On minimum delta set values in block monoids over cyclic groups

Abstract

The difference in length between two distinct factorizations of an element in a Dedekind domain or in the corresponding block monoid is an object of study in the theory of non-unique factorizations. It provides an alternate way, distinct from what the elasticity provides, of measuring the degree of non-uniqueness of factorizations.
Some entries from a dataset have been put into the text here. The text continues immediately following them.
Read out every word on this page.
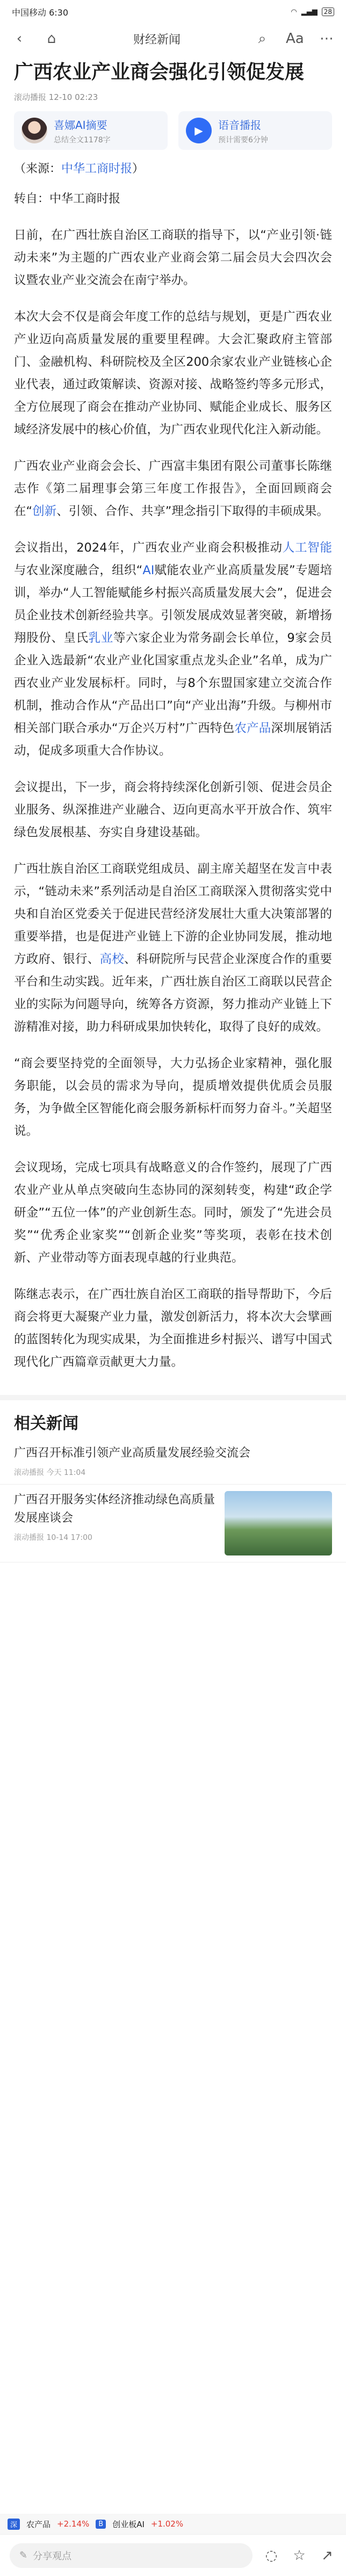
中国移动 6:30	◠ ▂▄▆	28
‹	⌂	财经新闻	⌕	Aa ⋯
广西农业产业商会强化引领促发展
滚动播报 12-10 02:23
喜娜AI摘要
总结全文1178字
▶	语音播报
预计需要6分钟

（来源：中华工商时报）

转自：中华工商时报

日前，在广西壮族自治区工商联的指导下，以“产业引领·链动未来”为主题的广西农业产业商会第二届会员大会四次会议暨农业产业交流会在南宁举办。

本次大会不仅是商会年度工作的总结与规划，更是广西农业产业迈向高质量发展的重要里程碑。大会汇聚政府主管部门、金融机构、科研院校及全区200余家农业产业链核心企业代表，通过政策解读、资源对接、战略签约等多元形式，全方位展现了商会在推动产业协同、赋能企业成长、服务区域经济发展中的核心价值，为广西农业现代化注入新动能。

广西农业产业商会会长、广西富丰集团有限公司董事长陈继志作《第二届理事会第三年度工作报告》，全面回顾商会在“创新、引领、合作、共享”理念指引下取得的丰硕成果。

会议指出，2024年，广西农业产业商会积极推动人工智能与农业深度融合，组织“AI赋能农业产业高质量发展”专题培训，举办“人工智能赋能乡村振兴高质量发展大会”，促进会员企业技术创新经验共享。引领发展成效显著突破，新增扬翔股份、皇氏乳业等六家企业为常务副会长单位，9家会员企业入选最新“农业产业化国家重点龙头企业”名单，成为广西农业产业发展标杆。同时，与8个东盟国家建立交流合作机制，推动合作从“产品出口”向“产业出海”升级。与柳州市相关部门联合承办“万企兴万村”广西特色农产品深圳展销活动，促成多项重大合作协议。

会议提出，下一步，商会将持续深化创新引领、促进会员企业服务、纵深推进产业融合、迈向更高水平开放合作、筑牢绿色发展根基、夯实自身建设基础。

广西壮族自治区工商联党组成员、副主席关超坚在发言中表示，“链动未来”系列活动是自治区工商联深入贯彻落实党中央和自治区党委关于促进民营经济发展壮大重大决策部署的重要举措，也是促进产业链上下游的企业协同发展，推动地方政府、银行、高校、科研院所与民营企业深度合作的重要平台和生动实践。近年来，广西壮族自治区工商联以民营企业的实际为问题导向，统筹各方资源，努力推动产业链上下游精准对接，助力科研成果加快转化，取得了良好的成效。

“商会要坚持党的全面领导，大力弘扬企业家精神，强化服务职能，以会员的需求为导向，提质增效提供优质会员服务，为争做全区智能化商会服务新标杆而努力奋斗。”关超坚说。

会议现场，完成七项具有战略意义的合作签约，展现了广西农业产业从单点突破向生态协同的深刻转变，构建“政企学研金”“五位一体”的产业创新生态。同时，颁发了“先进会员奖”“优秀企业家奖”“创新企业奖”等奖项，表彰在技术创新、产业带动等方面表现卓越的行业典范。

陈继志表示，在广西壮族自治区工商联的指导帮助下，今后商会将更大凝聚产业力量，激发创新活力，将本次大会擘画的蓝图转化为现实成果，为全面推进乡村振兴、谱写中国式现代化广西篇章贡献更大力量。

相关新闻
广西召开标准引领产业高质量发展经验交流会
滚动播报 今天 11:04
广西召开服务实体经济推动绿色高质量发展座谈会
滚动播报 10-14 17:00
深	农产品 +2.14%	B	创业板AI +1.02%
✎ 分享观点	◌ ☆ ↗
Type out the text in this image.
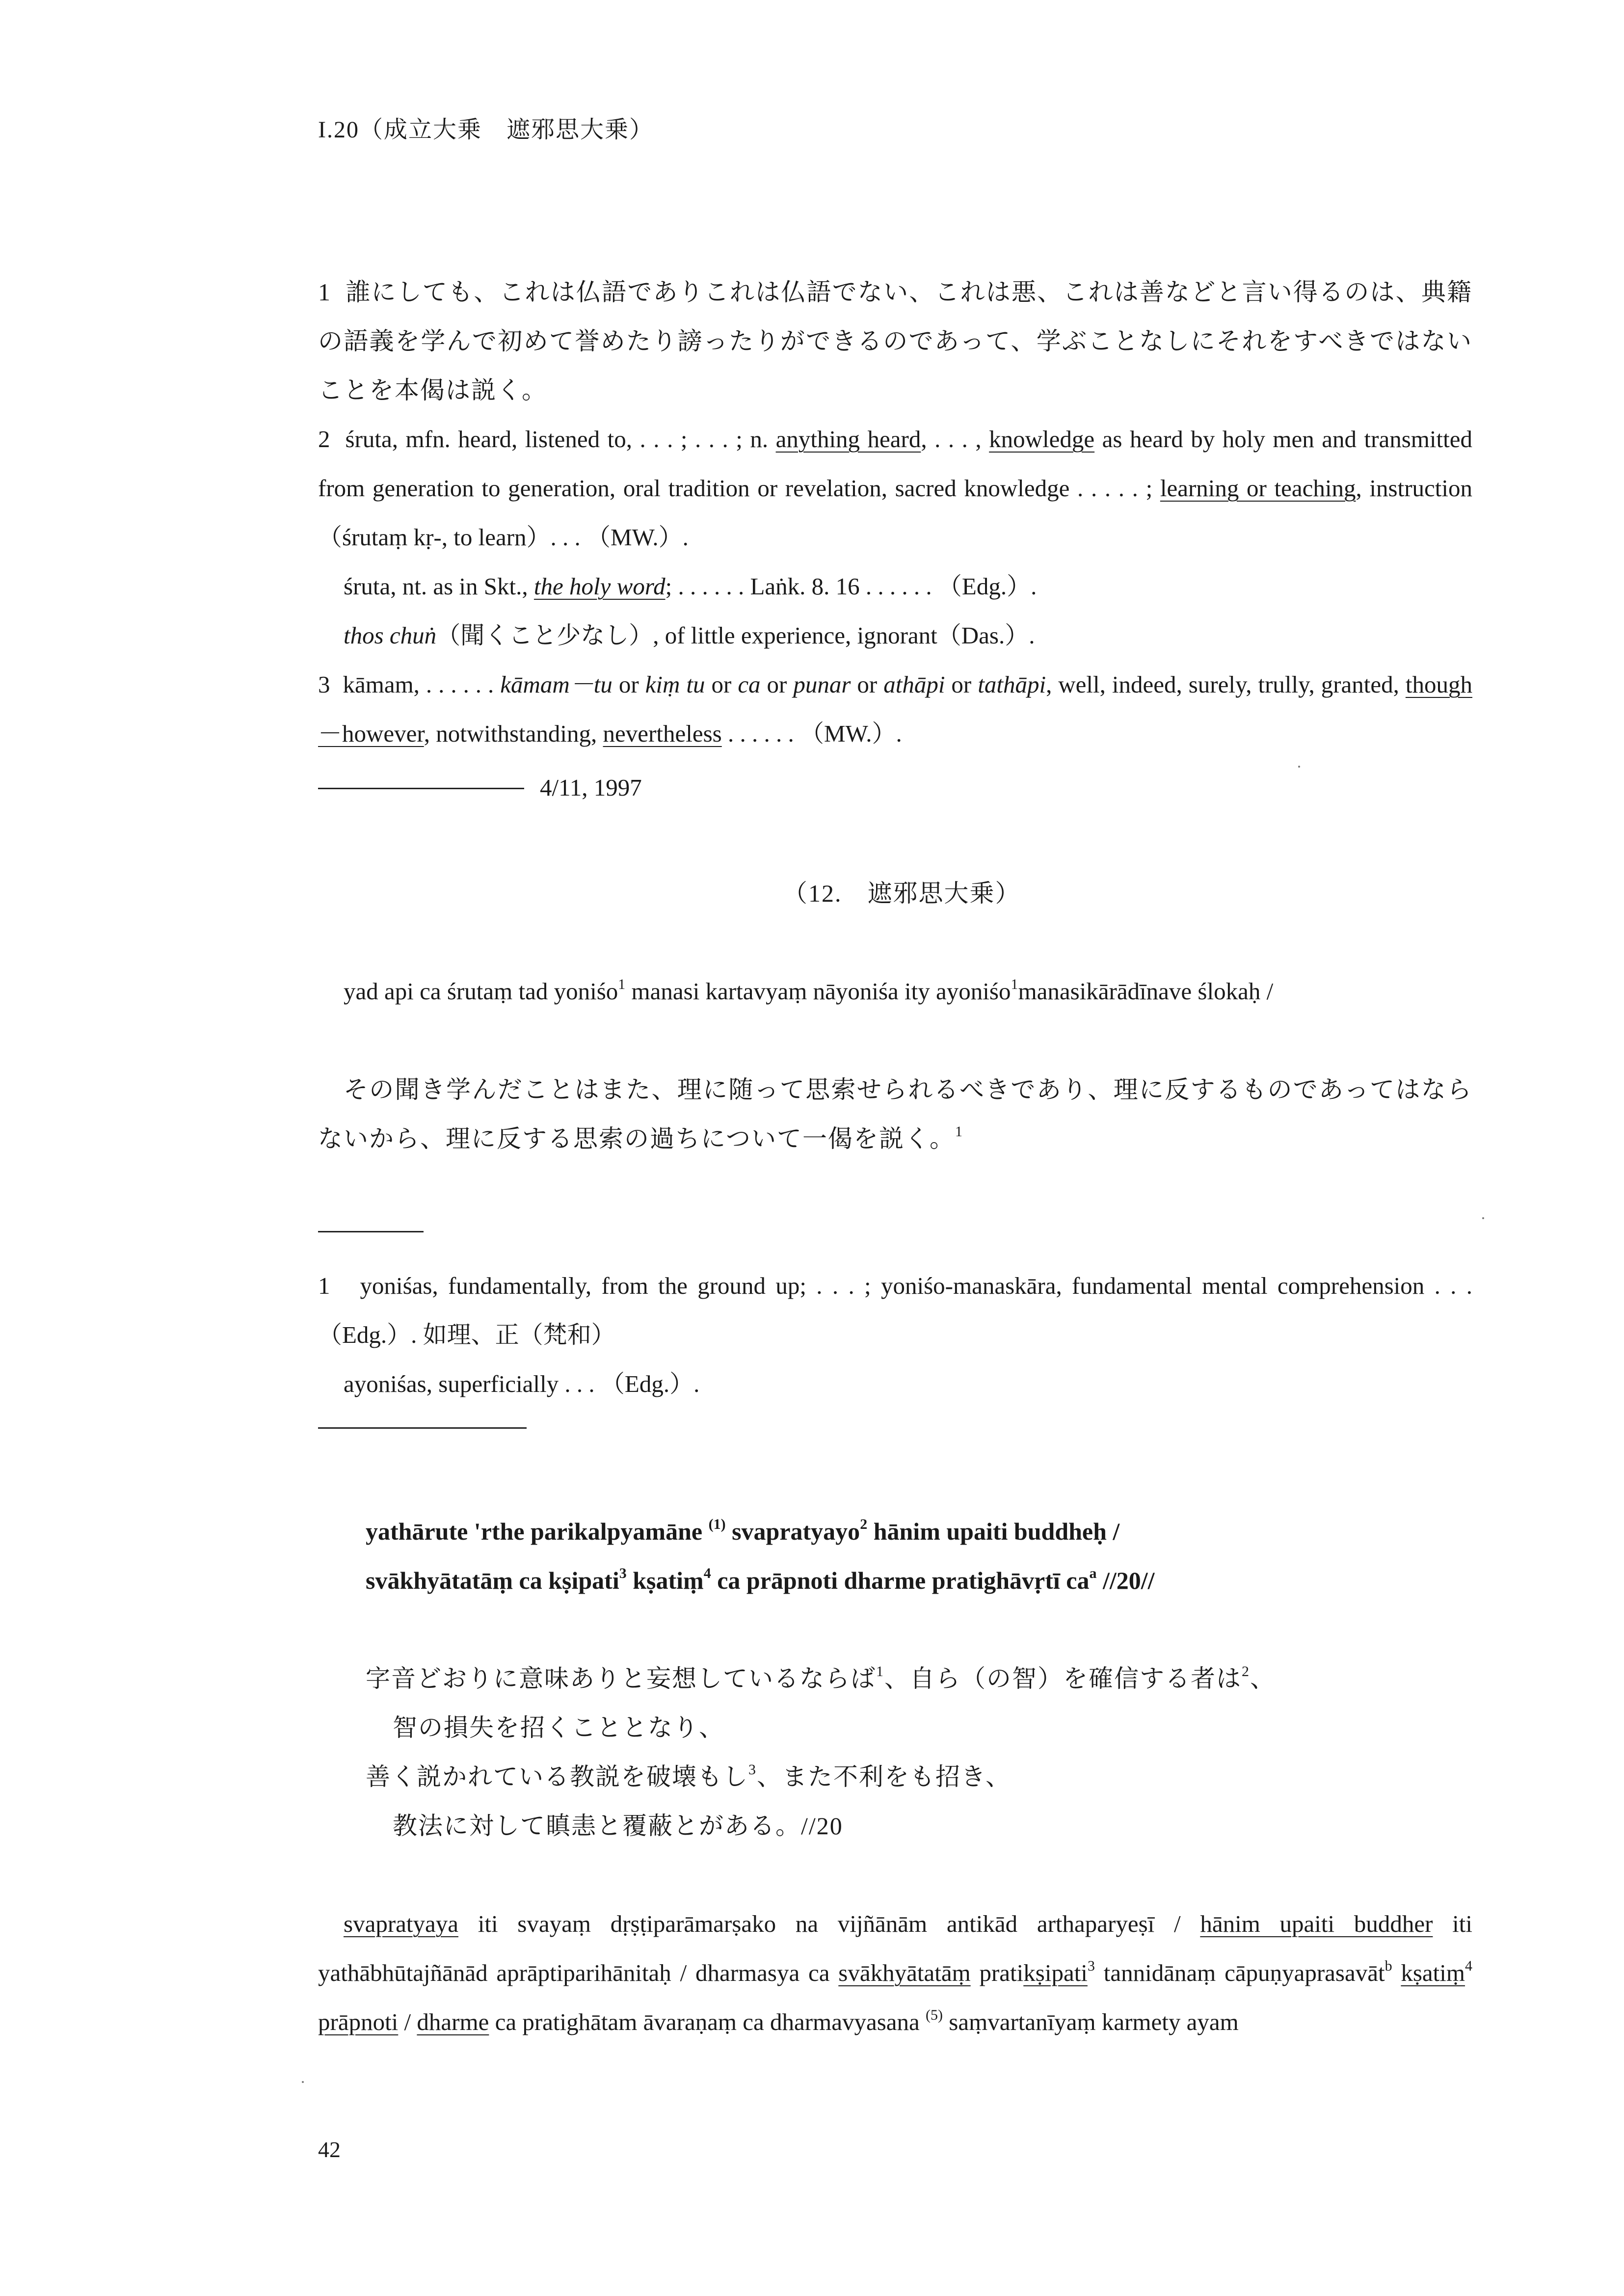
I.20（成立大乗　遮邪思大乗）
1 誰にしても、これは仏語でありこれは仏語でない、これは悪、これは善などと言い得るのは、典籍の語義を学んで初めて誉めたり謗ったりができるのであって、学ぶことなしにそれをすべきではないことを本偈は説く。
2 śruta, mfn. heard, listened to, . . . ; . . . ; n. anything heard, . . . , knowledge as heard by holy men and transmitted from generation to generation, oral tradition or revelation, sacred knowledge . . . . . ; learning or teaching, instruction（śrutaṃ kṛ-, to learn）. . . （MW.）.
śruta, nt. as in Skt., the holy word; . . . . . . Laṅk. 8. 16 . . . . . . （Edg.）.
thos chuṅ（聞くこと少なし）, of little experience, ignorant（Das.）.
3 kāmam, . . . . . . kāmam－tu or kiṃ tu or ca or punar or athāpi or tathāpi, well, indeed, surely, trully, granted, though－however, notwithstanding, nevertheless . . . . . . （MW.）.
4/11, 1997
（12.　遮邪思大乗）
yad api ca śrutaṃ tad yoniśo$^1$ manasi kartavyaṃ nāyoniśa ity ayoniśo$^1$manasikārādīnave ślokaḥ /
その聞き学んだことはまた、理に随って思索せられるべきであり、理に反するものであってはならないから、理に反する思索の過ちについて一偈を説く。$^1$
1 yoniśas, fundamentally, from the ground up; . . . ; yoniśo-manaskāra, fundamental mental comprehension . . . （Edg.）. 如理、正（梵和）
ayoniśas, superficially . . . （Edg.）.
yathārute 'rthe parikalpyamāne $^{(1)}$ svapratyayo$^2$ hānim upaiti buddheḥ /
svākhyātatāṃ ca kṣipati$^3$ kṣatiṃ$^4$ ca prāpnoti dharme pratighāvṛtī $ca^a$ //20//
字音どおりに意味ありと妄想しているならば$^1$、自ら（の智）を確信する者は$^2$、
智の損失を招くこととなり、
善く説かれている教説を破壊もし$^3$、また不利をも招き、
教法に対して瞋恚と覆蔽とがある。//20
svapratyaya iti svayaṃ dṛṣṭiparāmarṣako na vijñānām antikād arthaparyeṣī / hānim upaiti buddher iti yathābhūtajñānād aprāptiparihānitaḥ / dharmasya ca svākhyātatāṃ pratikṣipati$^3$ tannidānaṃ cāpuṇyaprasavāt$^b$ kṣatiṃ$^4$ prāpnoti / dharme ca pratighātam āvaraṇaṃ ca dharmavyasana $^{(5)}$ saṃvartanīyaṃ karmety ayam
42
In this paper, we discuss the difference in consecutive lengths of irreducible factorizations in block monoids of the form $$\mathcal{B}_a(n)=\mathcal{B}(\mathbb{Z}_n, S)$$ where $$S = \{ 1+ n \mathbb{Z}, a+n \mathbb{Z} \}$$ . We will show that the greatest integer r, denoted by $$\delta_2(a,n)$$ , which divides every difference in lengths of factorizations in $$\mathcal{B}_a(n)$$ can be immediately determined by considering the continued fraction of $$\frac{n}{a}$$ . We then consider the set $$\delta_2(p)=\{\delta_2(a,p)\mid 1<a<p\}$$ for a prime p, which has been shown to be a subset of [1, p−2]. Various results are established regarding the structure of $$\delta_2(p)$$ including necessary and sufficient conditions (which depend on p) for a value $$d > \sqrt{p}$$ to be an element of $$\delta_2(p)$$ .